Messalina rolled her eyes. “Husband, you can’t expect them to see all of Roma in a single day!”

“But what am I thinking? You must be weary, my d-d-dear. It was brave of you to come out at all.”

“I could hardly miss this opportunity to welcome your dear cousins.” Messalina looked from face to face. Her eyes lingered first on Kaeso, then on Titus.

“But you mustn’t overexert yourself. I’ll fetch the l-l-litter and send you straight home.”

The litter arrived, borne by a team of brawny slaves. Two of them lifted Messalina into the cushioned box. Claudius kissed her farewell, then closed the richly embroidered curtains so that she could travel home in privacy. As the litter was departing, Messalina parted the curtains with her forefinger and looked out. Her gaze fell on Titus, who gazed back at her.

Claudius and the women were discussing the rest of the day’s itinerary and did not see, but Kaeso saw and heard everything—the penetrating look that darted back and forth between his brother and Messalina, the way she narrowed her eyes and parted her lips, and the grunt from Titus, followed by a sigh.

The curtain closed. The litter receded from sight. Titus turned to face Kaeso, who scowled and shook his head.

Titus raised an eyebrow and flashed a crooked smile. “We are in Roma now, brother.”

A.D. 41

Kaeso shook the three ivory dice in his hand and tossed them onto the table. The engraved pips that landed uppermost were two fours and a one.

“Rabbits for you, brother. Too bad!” Titus scooped up the dice and threw them. The pips were all different: a one, a six, and a three. “A Venus Throw for me. I win! Today, I shall wear the fascinum.”

“No one will see it under your toga, anyway.”

“But it will be there, nonetheless, lying close to my heart on the occasion of our audience with the emperor. We’ve waited a long time for this day, Kaeso.”

Three months had passed since their arrival in Roma. They had settled into a house on the Aventine not far from the one in which they had been born. It was not a particularly elegant house, and it was too far down the hill to offer much of a view, but it was large enough for the four of them and their slaves, with room to accommodate new additions to the family.

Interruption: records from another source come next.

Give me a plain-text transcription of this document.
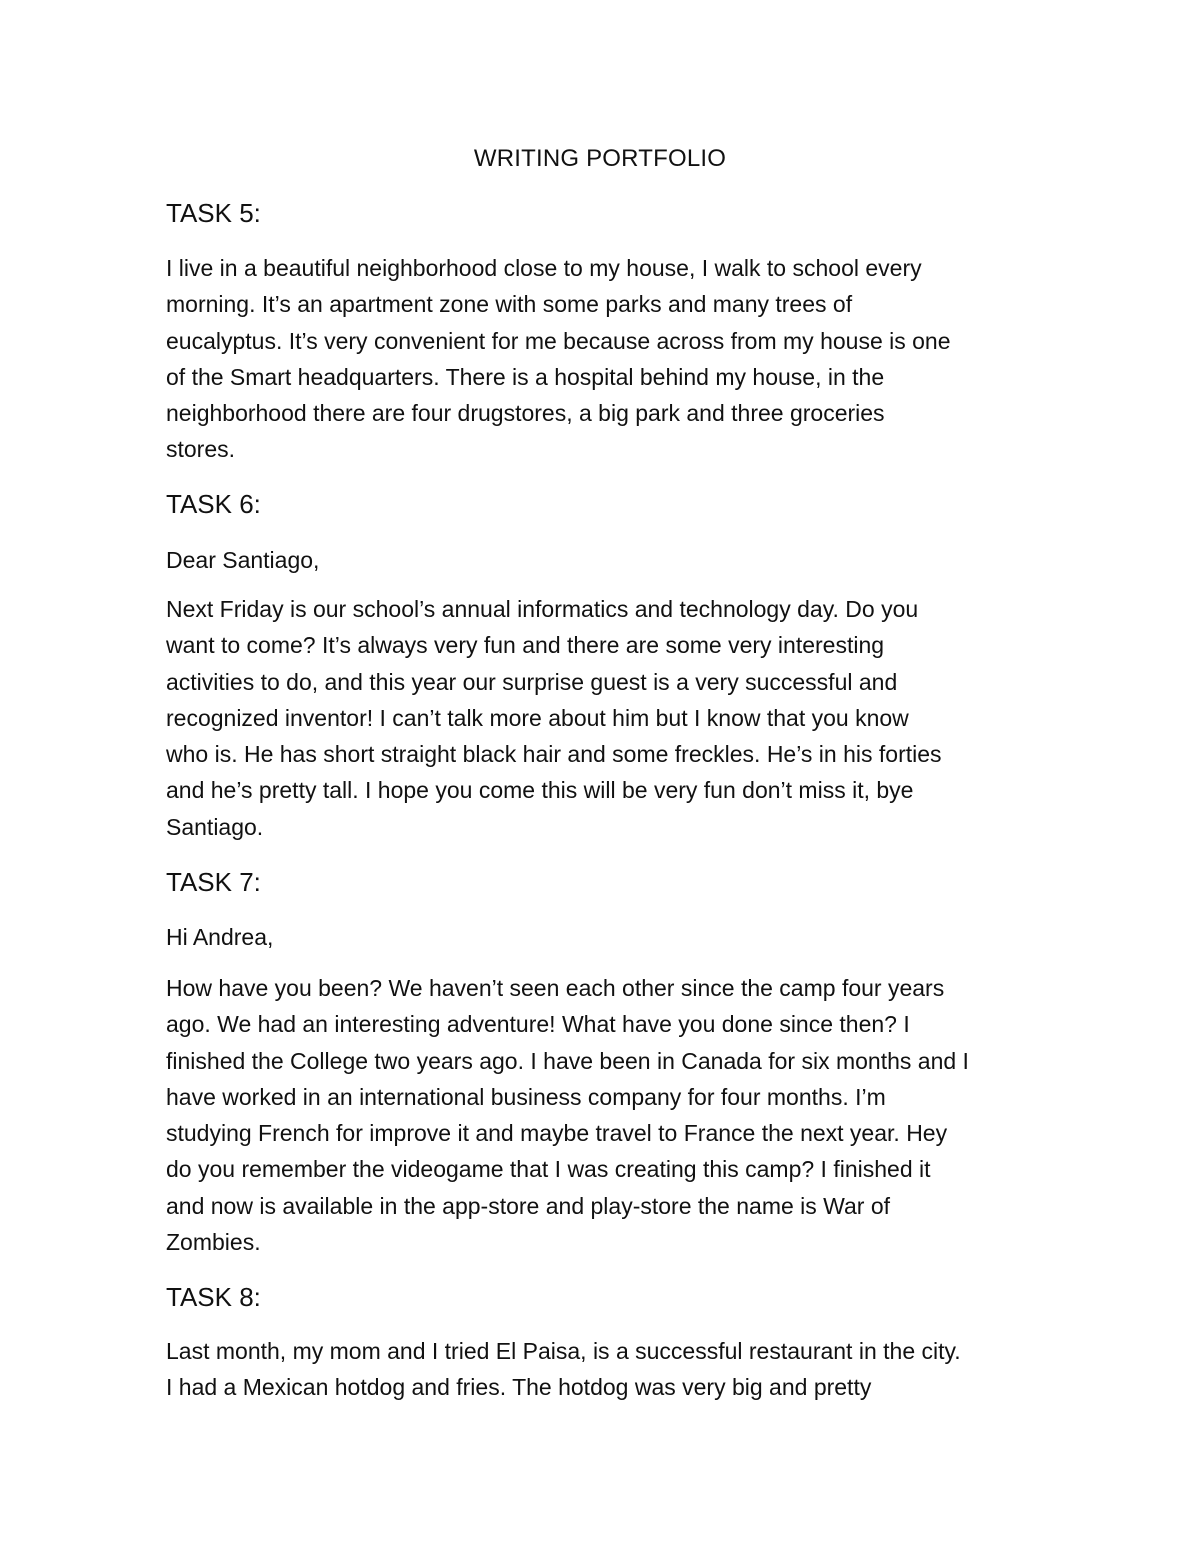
WRITING PORTFOLIO
TASK 5:

I live in a beautiful neighborhood close to my house, I walk to school every
morning. It’s an apartment zone with some parks and many trees of
eucalyptus. It’s very convenient for me because across from my house is one
of the Smart headquarters. There is a hospital behind my house, in the
neighborhood there are four drugstores, a big park and three groceries
stores.

TASK 6:

Dear Santiago,

Next Friday is our school’s annual informatics and technology day. Do you
want to come? It’s always very fun and there are some very interesting
activities to do, and this year our surprise guest is a very successful and
recognized inventor! I can’t talk more about him but I know that you know
who is. He has short straight black hair and some freckles. He’s in his forties
and he’s pretty tall. I hope you come this will be very fun don’t miss it, bye
Santiago.

TASK 7:

Hi Andrea,

How have you been? We haven’t seen each other since the camp four years
ago. We had an interesting adventure! What have you done since then? I
finished the College two years ago. I have been in Canada for six months and I
have worked in an international business company for four months. I’m
studying French for improve it and maybe travel to France the next year. Hey
do you remember the videogame that I was creating this camp? I finished it
and now is available in the app-store and play-store the name is War of
Zombies.

TASK 8:

Last month, my mom and I tried El Paisa, is a successful restaurant in the city.
I had a Mexican hotdog and fries. The hotdog was very big and pretty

While the twins put on their best togas, their wives dressed in their finest stolas and put finishing touches to their newly styled hair. It had not taken them long to adopt Roman fashions, though Artemisia remained the more conservative of the two, in deference to Kaeso’s distaste for ostentation. Secretly, she envied Chrysanthe’s more daring coiffure, which towered atop her head like a Subura tenement.

Carried in a pair of exquisitely crafted litters hired especially for the occasion, the two couples set out for the emperor’s house on the Palatine. The Januarius day was mild, with pale yellow sunshine peeking through thin, high clouds. As they passed the ancient Ara Maxima, the Great Altar of Hercules, Titus insisted that they stop and get out. At Claudius’s behest, he had at last started reading Livius’s history; an early chapter recounted the dedication of the Ara Maxima. It seemed fitting to Titus that on this of all days they should have a look at it.

The altar was made of massive stone blocks, roughly hewn, that looked very ancient. A bronze statue of Hercules stood nearby, a magnificent figure bearing a club and dressed only in a headdress made from a lion’s skin. At their approach, a priest offered his services. For a few coins, the priest spilled some wine and burned some incense on the altar while Titus said a prayer that their audience with the emperor would go well.